Simultanément, l’administration Tremblay a pris des airs de catastrophe et les soupçons de corruption se sont accumulés dont personne n’accuse formellement le maire en poste d’être coupable, mais dont bien peu ne croient pas qu’il ne soit responsable, ne serait ce que par une inacceptable naïveté. Le lit de Madame Harel est donc bien fait. Si bien fait, que le chef de l’opposition, Benoit Labonté, lui cède la place sans discussions. Comment pourrait-elle ne pas être triomphalement élue en novembre ?
Il est bien possible qu’elle ne le soit pas, pourtant, car il est loin d’être assuré que cette élection portera sur la compétence des candidats ou leurs promesses respectives. Il est au contraire presque certain qu’elle opposera deux visions déjà bien campées de ce que doit être Montreal… et aussi des loyautés tribales.

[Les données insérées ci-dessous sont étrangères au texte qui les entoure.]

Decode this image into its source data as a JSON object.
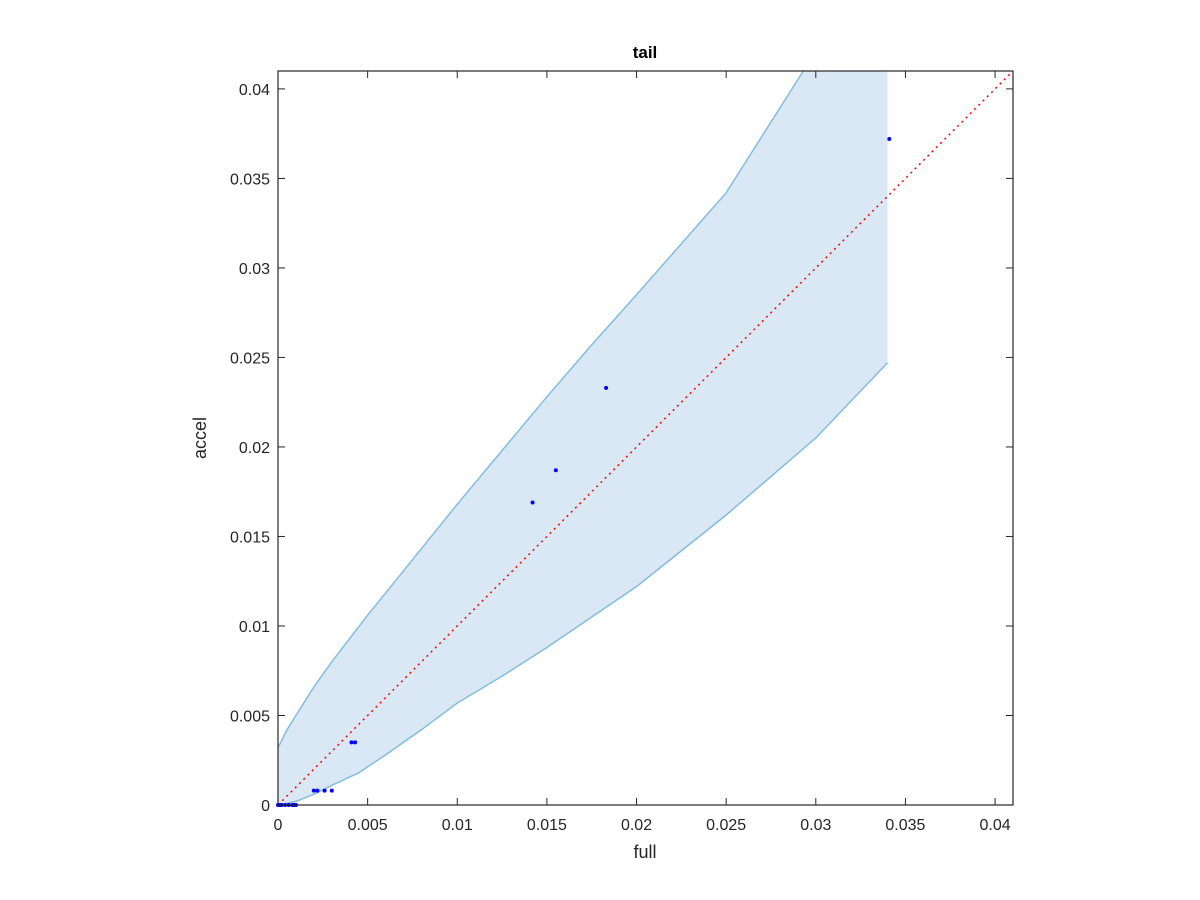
{
  "chart_data": {
    "type": "scatter",
    "title": "tail",
    "xlabel": "full",
    "ylabel": "accel",
    "xlim": [
      0,
      0.041
    ],
    "ylim": [
      0,
      0.041
    ],
    "xticks": [
      0,
      0.005,
      0.01,
      0.015,
      0.02,
      0.025,
      0.03,
      0.035,
      0.04
    ],
    "xtick_labels": [
      "0",
      "0.005",
      "0.01",
      "0.015",
      "0.02",
      "0.025",
      "0.03",
      "0.035",
      "0.04"
    ],
    "yticks": [
      0,
      0.005,
      0.01,
      0.015,
      0.02,
      0.025,
      0.03,
      0.035,
      0.04
    ],
    "ytick_labels": [
      "0",
      "0.005",
      "0.01",
      "0.015",
      "0.02",
      "0.025",
      "0.03",
      "0.035",
      "0.04"
    ],
    "grid": false,
    "band": {
      "upper": [
        {
          "x": 0,
          "y": 0.0032
        },
        {
          "x": 0.0005,
          "y": 0.0042
        },
        {
          "x": 0.001,
          "y": 0.005
        },
        {
          "x": 0.002,
          "y": 0.0066
        },
        {
          "x": 0.003,
          "y": 0.008
        },
        {
          "x": 0.004,
          "y": 0.0093
        },
        {
          "x": 0.005,
          "y": 0.0106
        },
        {
          "x": 0.0075,
          "y": 0.0137
        },
        {
          "x": 0.01,
          "y": 0.0168
        },
        {
          "x": 0.0125,
          "y": 0.0198
        },
        {
          "x": 0.015,
          "y": 0.0228
        },
        {
          "x": 0.0175,
          "y": 0.0257
        },
        {
          "x": 0.02,
          "y": 0.0285
        },
        {
          "x": 0.025,
          "y": 0.0342
        },
        {
          "x": 0.0293,
          "y": 0.041
        },
        {
          "x": 0.034,
          "y": 0.041
        }
      ],
      "lower": [
        {
          "x": 0,
          "y": 0
        },
        {
          "x": 0.001,
          "y": 0.0002
        },
        {
          "x": 0.002,
          "y": 0.0006
        },
        {
          "x": 0.003,
          "y": 0.0011
        },
        {
          "x": 0.0045,
          "y": 0.0018
        },
        {
          "x": 0.006,
          "y": 0.0028
        },
        {
          "x": 0.008,
          "y": 0.0042
        },
        {
          "x": 0.01,
          "y": 0.0057
        },
        {
          "x": 0.0125,
          "y": 0.0072
        },
        {
          "x": 0.015,
          "y": 0.0088
        },
        {
          "x": 0.0175,
          "y": 0.0105
        },
        {
          "x": 0.02,
          "y": 0.0122
        },
        {
          "x": 0.025,
          "y": 0.0162
        },
        {
          "x": 0.03,
          "y": 0.0205
        },
        {
          "x": 0.034,
          "y": 0.0247
        }
      ]
    },
    "reference_line": {
      "from": [
        0,
        0
      ],
      "to": [
        0.041,
        0.041
      ]
    },
    "points": [
      {
        "x": 0,
        "y": 0
      },
      {
        "x": 0.0001,
        "y": 0
      },
      {
        "x": 0.0002,
        "y": 0
      },
      {
        "x": 0.0004,
        "y": 0
      },
      {
        "x": 0.0006,
        "y": 0
      },
      {
        "x": 0.0008,
        "y": 0
      },
      {
        "x": 0.0009,
        "y": 0
      },
      {
        "x": 0.001,
        "y": 0
      },
      {
        "x": 0.002,
        "y": 0.0008
      },
      {
        "x": 0.0022,
        "y": 0.0008
      },
      {
        "x": 0.0026,
        "y": 0.0008
      },
      {
        "x": 0.003,
        "y": 0.0008
      },
      {
        "x": 0.0041,
        "y": 0.0035
      },
      {
        "x": 0.0043,
        "y": 0.0035
      },
      {
        "x": 0.0142,
        "y": 0.0169
      },
      {
        "x": 0.0155,
        "y": 0.0187
      },
      {
        "x": 0.0183,
        "y": 0.0233
      },
      {
        "x": 0.0341,
        "y": 0.0372
      }
    ],
    "colors": {
      "band_fill": "#d9e8f4",
      "band_edge": "#82bde0",
      "points": "#0000ff",
      "reference": "#ff0000",
      "axes": "#262626"
    }
  }
}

D’une part la vision d’une métropole intégrée, conforme au projet de fusion qu’avait justement piloté Madame Harel et qui avait été mené à bon port en 2002, s’opposant à une vision autonomiste, « confédérale » de la gestion de la conurbation montréalaise. C’est cette vision autonomistes qui a eu le dernier mot, pourtant, suite aux réferendums organisés par le gouvernement Charest en 2004 et qui a permis a 31 villes participantes de reprendre une large part de leur autonomie.

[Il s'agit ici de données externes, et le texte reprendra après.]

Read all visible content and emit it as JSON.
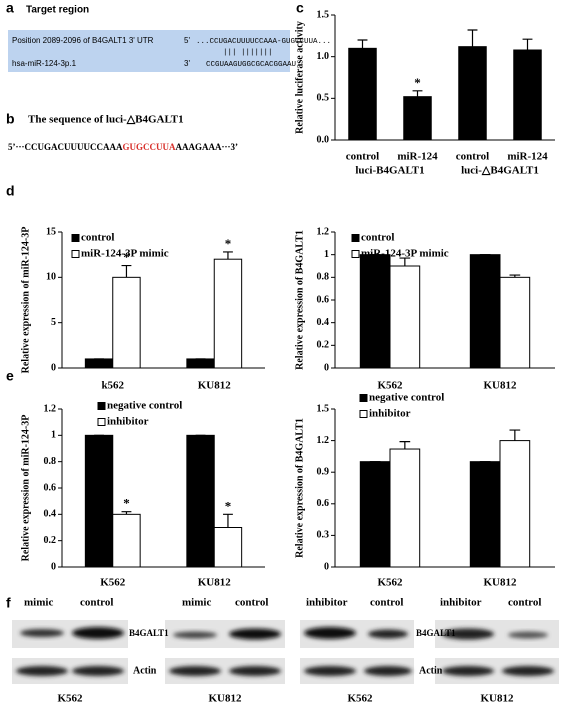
{
  "panel_labels": [
    "a",
    "b",
    "c",
    "d",
    "e",
    "f"
  ],
  "target_region": {
    "heading": "Target region",
    "position": "Position 2089-2096 of B4GALT1 3' UTR",
    "target_end": "5'",
    "target_seq": "...CCUGACUUUUCCAAA-GUGCCUUA...",
    "mirna": "hsa-miR-124-3p.1",
    "mirna_end": "3'",
    "mirna_seq": "CCGUAAGUGGCGCACGGAAU",
    "pairing": "|||   |||||||"
  },
  "mutant_sequence": {
    "heading": "The sequence of luci-△B4GALT1",
    "parts": [
      "5’···CCUGACUUUUCCAAA",
      "GUGCCUUA",
      "AAAGAAA···3’"
    ]
  },
  "chart_data": [
    {
      "type": "bar",
      "y_label": "Relative luciferase activity",
      "categories": [
        "control",
        "miR-124",
        "control",
        "miR-124"
      ],
      "group_labels": [
        "luci-B4GALT1",
        "luci-△B4GALT1"
      ],
      "series": [
        {
          "name": null,
          "color": "#000000",
          "values": [
            1.1,
            0.52,
            1.12,
            1.08
          ],
          "errors": [
            0.1,
            0.07,
            0.2,
            0.13
          ],
          "labels": [
            null,
            "*",
            null,
            null
          ]
        }
      ],
      "ylim": [
        0,
        1.5
      ],
      "yticks": [
        {
          "value": 0,
          "label": "0.0"
        },
        {
          "value": 0.5,
          "label": "0.5"
        },
        {
          "value": 1,
          "label": "1.0"
        },
        {
          "value": 1.5,
          "label": "1.5"
        }
      ]
    },
    {
      "type": "bar",
      "y_label": "Relative expression of miR-124-3P",
      "categories": [
        "k562",
        "KU812"
      ],
      "series": [
        {
          "name": "control",
          "color": "#000000",
          "values": [
            1,
            1
          ],
          "errors": [
            0,
            0
          ],
          "labels": [
            null,
            null
          ]
        },
        {
          "name": "miR-124-3P mimic",
          "color": "#ffffff",
          "values": [
            10,
            12
          ],
          "errors": [
            1.3,
            0.8
          ],
          "labels": [
            "*",
            "*"
          ]
        }
      ],
      "ylim": [
        0,
        15
      ],
      "yticks": [
        0,
        5,
        10,
        15
      ]
    },
    {
      "type": "bar",
      "y_label": "Relative expression of B4GALT1",
      "categories": [
        "K562",
        "KU812"
      ],
      "series": [
        {
          "name": "control",
          "color": "#000000",
          "values": [
            1,
            1
          ],
          "errors": [
            0,
            0
          ],
          "labels": [
            null,
            null
          ]
        },
        {
          "name": "miR-124-3P mimic",
          "color": "#ffffff",
          "values": [
            0.9,
            0.8
          ],
          "errors": [
            0.07,
            0.02
          ],
          "labels": [
            null,
            null
          ]
        }
      ],
      "ylim": [
        0,
        1.2
      ],
      "yticks": [
        0,
        0.2,
        0.4,
        0.6,
        0.8,
        1,
        1.2
      ]
    },
    {
      "type": "bar",
      "y_label": "Relative expression of miR-124-3P",
      "categories": [
        "K562",
        "KU812"
      ],
      "series": [
        {
          "name": "negative control",
          "color": "#000000",
          "values": [
            1,
            1
          ],
          "errors": [
            0,
            0
          ],
          "labels": [
            null,
            null
          ]
        },
        {
          "name": "inhibitor",
          "color": "#ffffff",
          "values": [
            0.4,
            0.3
          ],
          "errors": [
            0.02,
            0.1
          ],
          "labels": [
            "*",
            "*"
          ]
        }
      ],
      "ylim": [
        0,
        1.2
      ],
      "yticks": [
        0,
        0.2,
        0.4,
        0.6,
        0.8,
        1,
        1.2
      ]
    },
    {
      "type": "bar",
      "y_label": "Relative expression of B4GALT1",
      "categories": [
        "K562",
        "KU812"
      ],
      "series": [
        {
          "name": "negative control",
          "color": "#000000",
          "values": [
            1,
            1
          ],
          "errors": [
            0,
            0
          ],
          "labels": [
            null,
            null
          ]
        },
        {
          "name": "inhibitor",
          "color": "#ffffff",
          "values": [
            1.12,
            1.2
          ],
          "errors": [
            0.07,
            0.1
          ],
          "labels": [
            null,
            null
          ]
        }
      ],
      "ylim": [
        0,
        1.5
      ],
      "yticks": [
        0,
        0.3,
        0.6,
        0.9,
        1.2,
        1.5
      ]
    }
  ],
  "blots": [
    {
      "columns": [
        "mimic",
        "control"
      ],
      "rows": [
        "B4GALT1",
        "Actin"
      ],
      "cell": "K562"
    },
    {
      "columns": [
        "mimic",
        "control"
      ],
      "cell": "KU812"
    },
    {
      "columns": [
        "inhibitor",
        "control"
      ],
      "rows": [
        "B4GALT1",
        "Actin"
      ],
      "cell": "K562"
    },
    {
      "columns": [
        "inhibitor",
        "control"
      ],
      "cell": "KU812"
    }
  ]
}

D’autre part, des loyautés tribales. Ce sont les municipalités anglophones qui ont voulu prendre leur distance d’un Grand Montréal encore francophone et qui ont obtenu leur autonomie en 2004, par la grâce du gouvernement Charest, lequel leur devait bien cette récompense pour leur indéfectible soutien au parti libéral. On ne votera pas pour Louise Harel dans ces bastions anglophones.
Pas de surprise dans ce clivage, mais il faut être conscient que les enjeux pour le bien de Montreal ne joueront pas le premier rôle dans les décisions de vote qui seront prises en novembre. La plupart des électeurs y arriveront avec des préjugés solides, totalement imperméables à toute remise en question.
La réalité, c’est qu’on votera pour ou contre une centralisation accrue et que les opposants à la centralisation seront surtout les anglophones. Qui gagnera cette lutte dépendra du talent de chaque parti et des moyens dont ils disposeront l’un et l’autre pour motiver et mobiliser leurs troupes.
Je ne sais pas qui aura l’avantage, mais je suis absolument certain que le candidat qui l’emportera aura gagné pour de bien mauvaises raisons et qu’il en sortira une communauté montréalaise plus divisée que jamais. Je ne vois pas l’intérêt pour Montréal de devenir une simple volet du dossier national et pour un temps le champ de bataille de ceux qui s’affrontent dans ce dossier.
La compétence accrue que pourrait apporter Louise Harel à la gestion de la metropole justifie-t-elle cet antagonisme qu’on va raviver ? Je ne me prononce pas aujourd’hui sur cette question, mais à chacun d’en juger.